Applying this definition to our asset in some examples:
  • Looking at the maximum days below previous high of 671 days in the last 5 years of Activision Blizzard, we see it is relatively larger, thus worse in comparison to the benchmark SPY (488 days)
  • Looking at maximum time in days below previous high water mark in of 671 days in the period of the last 3 years, we see it is relatively larger, thus worse in comparison to SPY (87 days).

AveDuration:

'The Drawdown Duration is the length of any peak to peak period, or the time between new equity highs. The Avg Drawdown Duration is the average amount of time an investment has seen between peaks (equity highs), or in other terms the average of time under water of all drawdowns.

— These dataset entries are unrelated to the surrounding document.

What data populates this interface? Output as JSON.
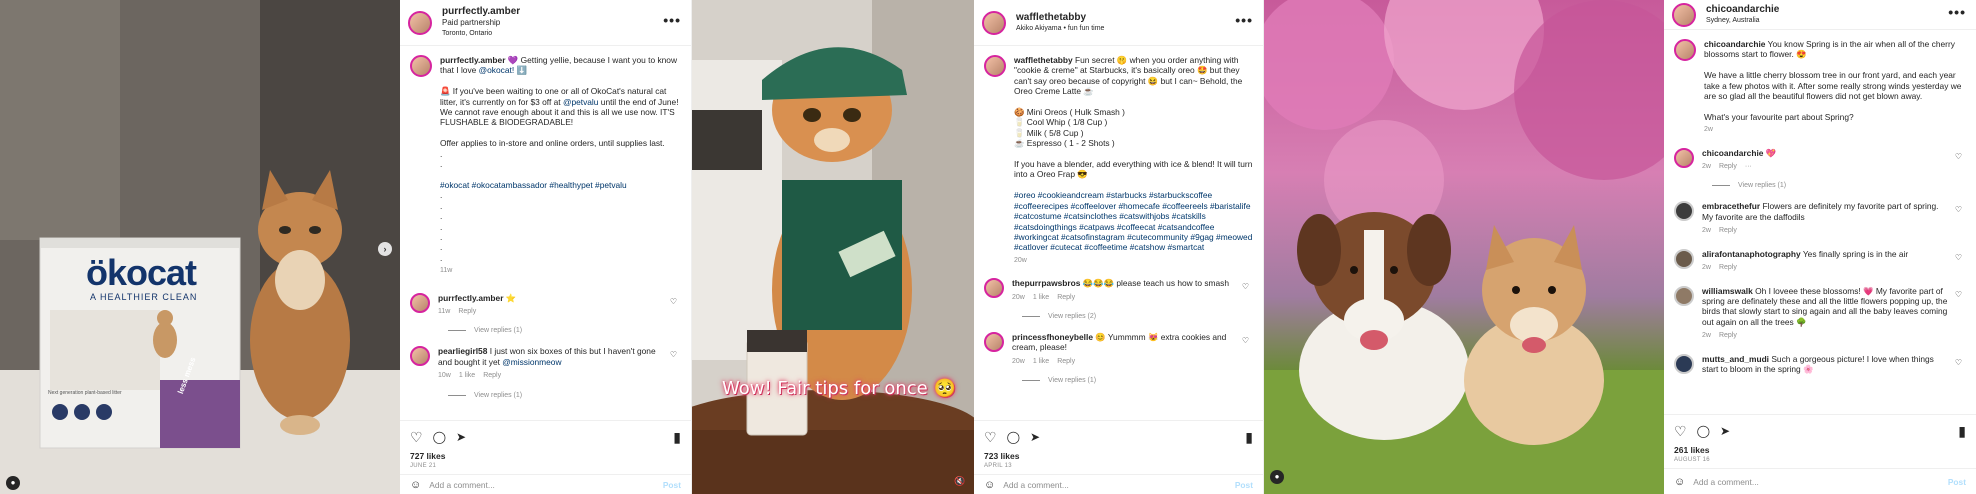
{
  "post1": {
    "username": "purrfectly.amber",
    "subtitle": "Paid partnership",
    "location": "Toronto, Ontario",
    "product_brand": "ökocat",
    "product_tagline": "A HEALTHIER CLEAN",
    "product_badge": "less mess",
    "product_small": "Next generation plant-based litter",
    "caption_user": "purrfectly.amber",
    "caption": "💜 Getting yellie, because I want you to know that I love ",
    "caption_mention": "@okocat! ⬇️",
    "caption_p2a": "🚨 If you've been waiting to one or all of OkoCat's natural cat litter, it's currently on for $3 off at ",
    "caption_p2_mention": "@petvalu",
    "caption_p2b": " until the end of June! We cannot rave enough about it and this is all we use now. IT'S FLUSHABLE & BIODEGRADABLE!",
    "caption_p3": "Offer applies to in-store and online orders, until supplies last.",
    "caption_dots": ".\n.",
    "hashtags": "#okocat #okocatambassador #healthypet #petvalu",
    "caption_dots2": ".\n.\n.\n.\n.\n.\n.",
    "time": "11w",
    "comments": [
      {
        "user": "purrfectly.amber",
        "text": "⭐",
        "time": "11w",
        "likes": "",
        "reply": "Reply",
        "view_replies": "View replies (1)"
      },
      {
        "user": "pearliegirl58",
        "text": "I just won six boxes of this but I haven't gone and bought it yet ",
        "mention": "@missionmeow",
        "time": "10w",
        "likes": "1 like",
        "reply": "Reply",
        "view_replies": "View replies (1)"
      }
    ],
    "likes": "727 likes",
    "date": "JUNE 21",
    "add_comment": "Add a comment...",
    "post": "Post"
  },
  "post2": {
    "overlay_text": "Wow! Fair tips for once 🥺",
    "username": "wafflethetabby",
    "subtitle": "Akiko Akiyama • fun fun time",
    "caption_user": "wafflethetabby",
    "caption_p1": "Fun secret 🤫 when you order anything with \"cookie & creme\" at Starbucks, it's basically oreo 🤩 but they can't say oreo because of copyright 😆 but I can~ Behold, the Oreo Creme Latte ☕",
    "caption_recipe": "🍪 Mini Oreos ( Hulk Smash )\n🥛 Cool Whip ( 1/8 Cup )\n🥛 Milk ( 5/8 Cup )\n☕ Espresso ( 1 - 2 Shots )",
    "caption_p3": "If you have a blender, add everything with ice & blend! It will turn into a Oreo Frap 😎",
    "hashtags": "#oreo #cookieandcream #starbucks #starbuckscoffee #coffeerecipes #coffeelover #homecafe #coffeereels #baristalife #catcostume #catsinclothes #catswithjobs #catskills #catsdoingthings #catpaws #coffeecat #catsandcoffee #workingcat #catsofinstagram #cutecommunity #9gag #meowed #catlover #cutecat #coffeetime #catshow #smartcat",
    "time": "20w",
    "comments": [
      {
        "user": "thepurrpawsbros",
        "text": "😂😂😂 please teach us how to smash",
        "time": "20w",
        "likes": "1 like",
        "reply": "Reply",
        "view_replies": "View replies (2)"
      },
      {
        "user": "princessfhoneybelle",
        "text": "😊 Yummmm 😻 extra cookies and cream, please!",
        "time": "20w",
        "likes": "1 like",
        "reply": "Reply",
        "view_replies": "View replies (1)"
      }
    ],
    "likes": "723 likes",
    "date": "APRIL 13",
    "add_comment": "Add a comment...",
    "post": "Post"
  },
  "post3": {
    "username": "chicoandarchie",
    "subtitle": "Sydney, Australia",
    "caption_user": "chicoandarchie",
    "caption_p1": "You know Spring is in the air when all of the cherry blossoms start to flower. 😍",
    "caption_p2": "We have a little cherry blossom tree in our front yard, and each year take a few photos with it. After some really strong winds yesterday we are so glad all the beautiful flowers did not get blown away.",
    "caption_p3": "What's your favourite part about Spring?",
    "time": "2w",
    "comments": [
      {
        "user": "chicoandarchie",
        "text": "💖",
        "time": "2w",
        "likes": "",
        "reply": "Reply",
        "extra": "···",
        "view_replies": "View replies (1)"
      },
      {
        "user": "embracethefur",
        "text": "Flowers are definitely my favorite part of spring. My favorite are the daffodils",
        "time": "2w",
        "likes": "",
        "reply": "Reply"
      },
      {
        "user": "alirafontanaphotography",
        "text": "Yes finally spring is in the air",
        "time": "2w",
        "likes": "",
        "reply": "Reply"
      },
      {
        "user": "williamswalk",
        "text": "Oh I loveee these blossoms! 💗 My favorite part of spring are definately these and all the little flowers popping up, the birds that slowly start to sing again and all the baby leaves coming out again on all the trees 🌳",
        "time": "2w",
        "likes": "",
        "reply": "Reply"
      },
      {
        "user": "mutts_and_mudi",
        "text": "Such a gorgeous picture! I love when things start to bloom in the spring 🌸",
        "time": "",
        "likes": "",
        "reply": ""
      }
    ],
    "likes": "261 likes",
    "date": "AUGUST 16",
    "add_comment": "Add a comment...",
    "post": "Post"
  },
  "icons": {
    "heart": "♡",
    "comment": "◯",
    "share": "➤",
    "bookmark": "▮",
    "more": "•••",
    "next": "›",
    "smile": "☺",
    "user": "●",
    "mute": "🔇"
  },
  "colors": {
    "link": "#00376b",
    "meta": "#8e8e8e",
    "post_disabled": "#b2dffc",
    "ring": "#d6249f"
  }
}
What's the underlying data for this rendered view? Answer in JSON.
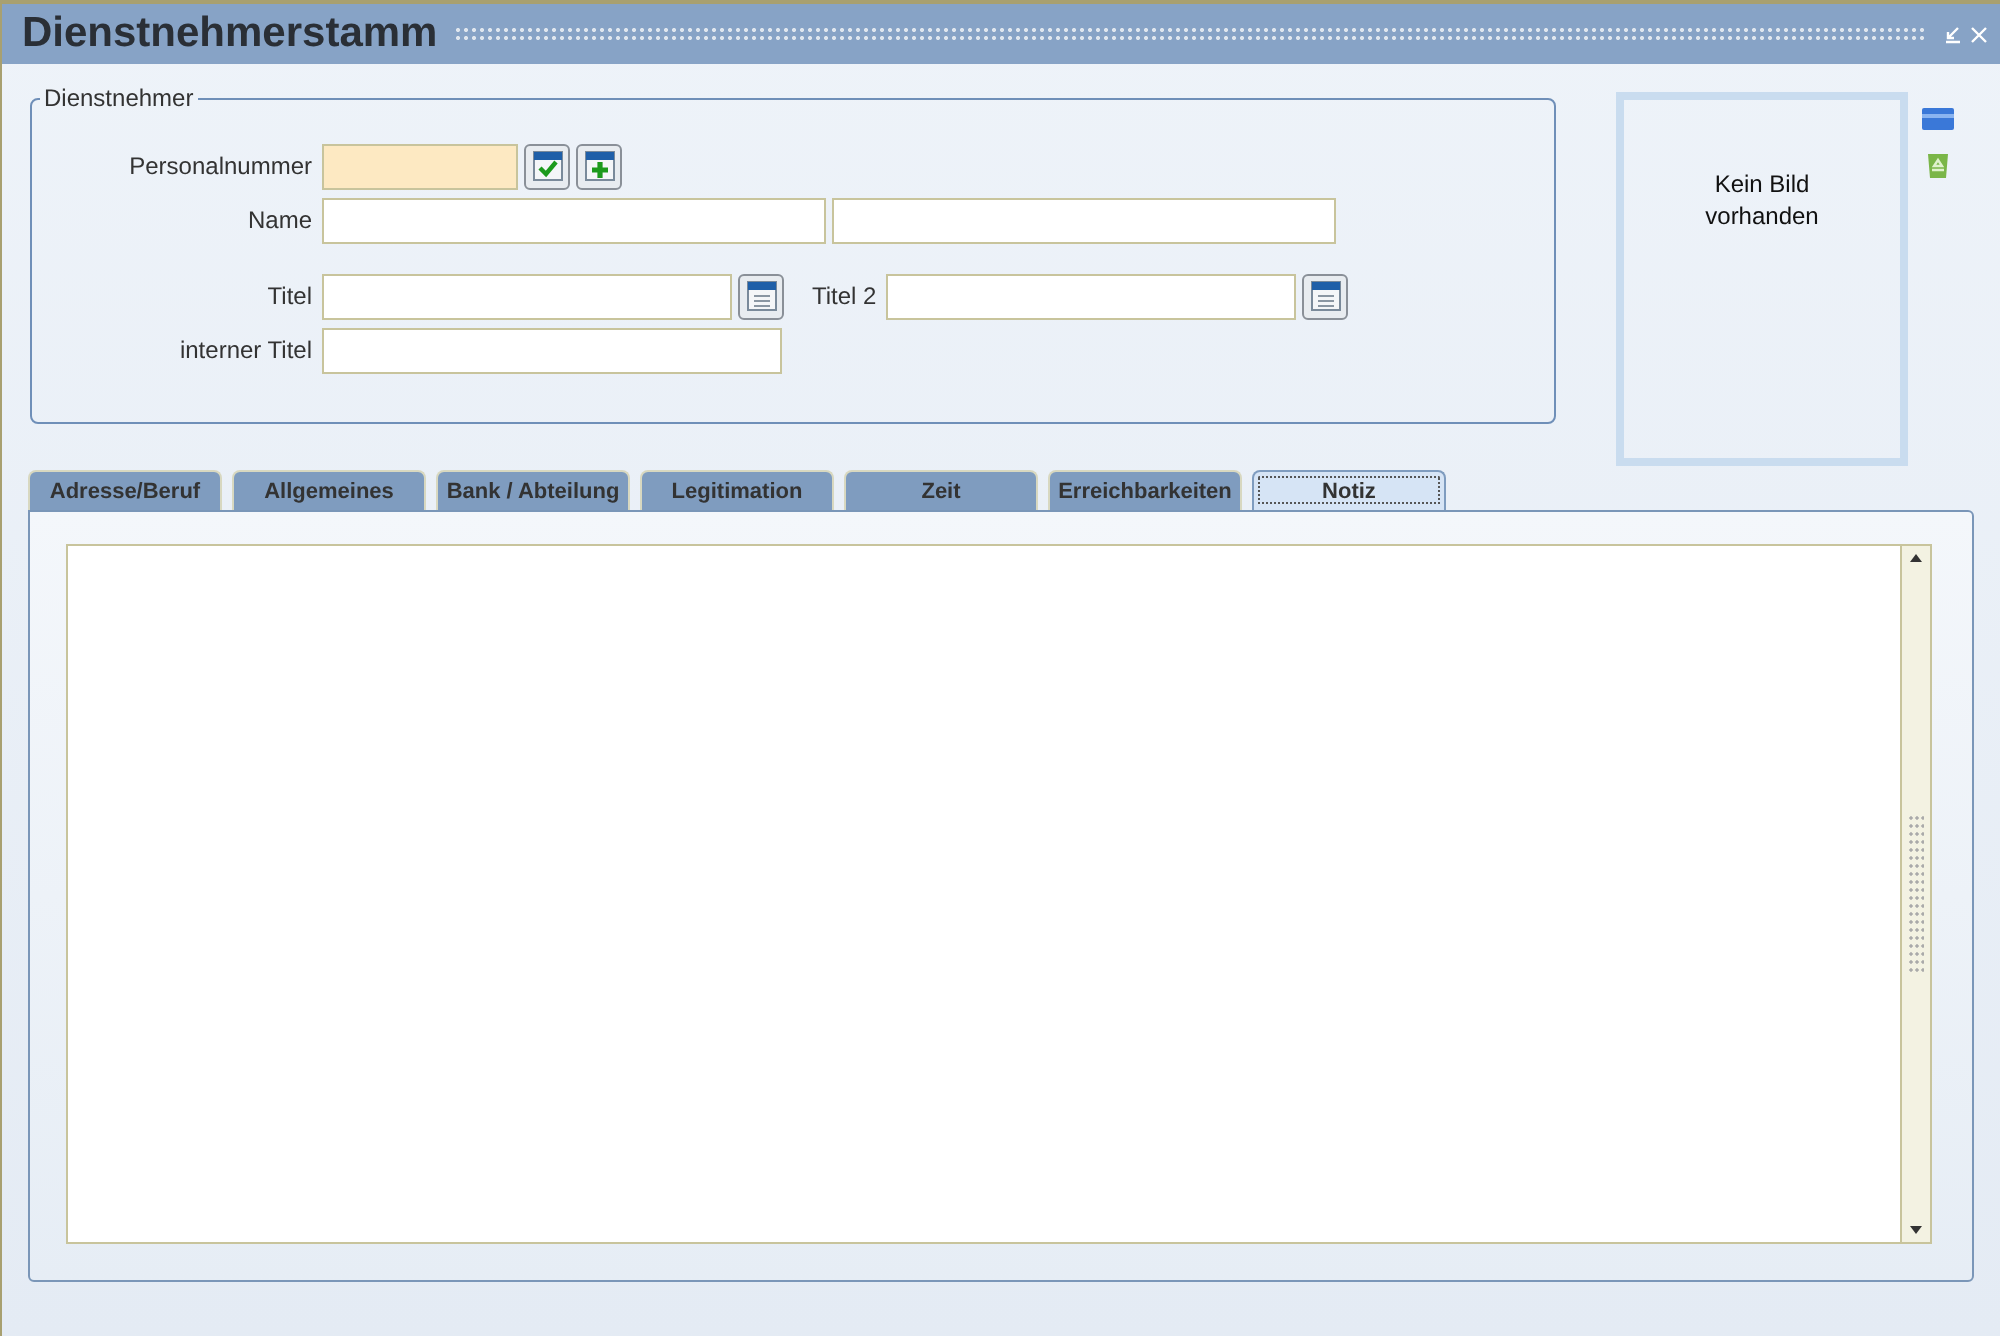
{
  "window": {
    "title": "Dienstnehmerstamm"
  },
  "group": {
    "legend": "Dienstnehmer",
    "rows": [
      {
        "items": [
          {
            "kind": "label",
            "text": "Personalnummer"
          },
          {
            "kind": "field",
            "required": true
          },
          {
            "kind": "confirm"
          },
          {
            "kind": "add"
          }
        ]
      },
      {
        "items": [
          {
            "kind": "label",
            "text": "Name"
          },
          {
            "kind": "field",
            "required": false
          },
          {
            "kind": "field",
            "required": false
          }
        ]
      },
      {
        "items": [
          {
            "kind": "label",
            "text": "Titel"
          },
          {
            "kind": "field",
            "required": false
          },
          {
            "kind": "list"
          },
          {
            "kind": "label2",
            "text": "Titel 2"
          },
          {
            "kind": "field",
            "required": false
          },
          {
            "kind": "list"
          }
        ]
      },
      {
        "items": [
          {
            "kind": "label",
            "text": "interner Titel"
          },
          {
            "kind": "field",
            "required": false
          }
        ]
      }
    ]
  },
  "photo": {
    "text": "Kein Bild vorhanden"
  },
  "tabs": [
    {
      "label": "Adresse/Beruf",
      "selected": false
    },
    {
      "label": "Allgemeines",
      "selected": false
    },
    {
      "label": "Bank / Abteilung",
      "selected": false
    },
    {
      "label": "Legitimation",
      "selected": false
    },
    {
      "label": "Zeit",
      "selected": false
    },
    {
      "label": "Erreichbarkeiten",
      "selected": false
    },
    {
      "label": "Notiz",
      "selected": true
    }
  ]
}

So in contrast to the Maximum duration it does not measure only one drawdown event but calculates the average of all.'

Which means for our asset as example:
  • The average time in days below previous high water mark over 5 years of Activision Blizzard is 261 days, which is larger, thus worse compared to the benchmark SPY (120 days) in the same period.
  • Compared with SPY (21 days) in the period of the last 3 years, the average days under water of 307 days is larger, thus worse.

Performance (YTD)

Historical returns have been extended using synthetic data.

Allocations ()

Allocations

Returns (%)

  • Note that yearly returns do not equal the sum of monthly returns due to compounding.
  • Performance results of Activision Blizzard are hypothetical and do not account for slippage, fees or taxes.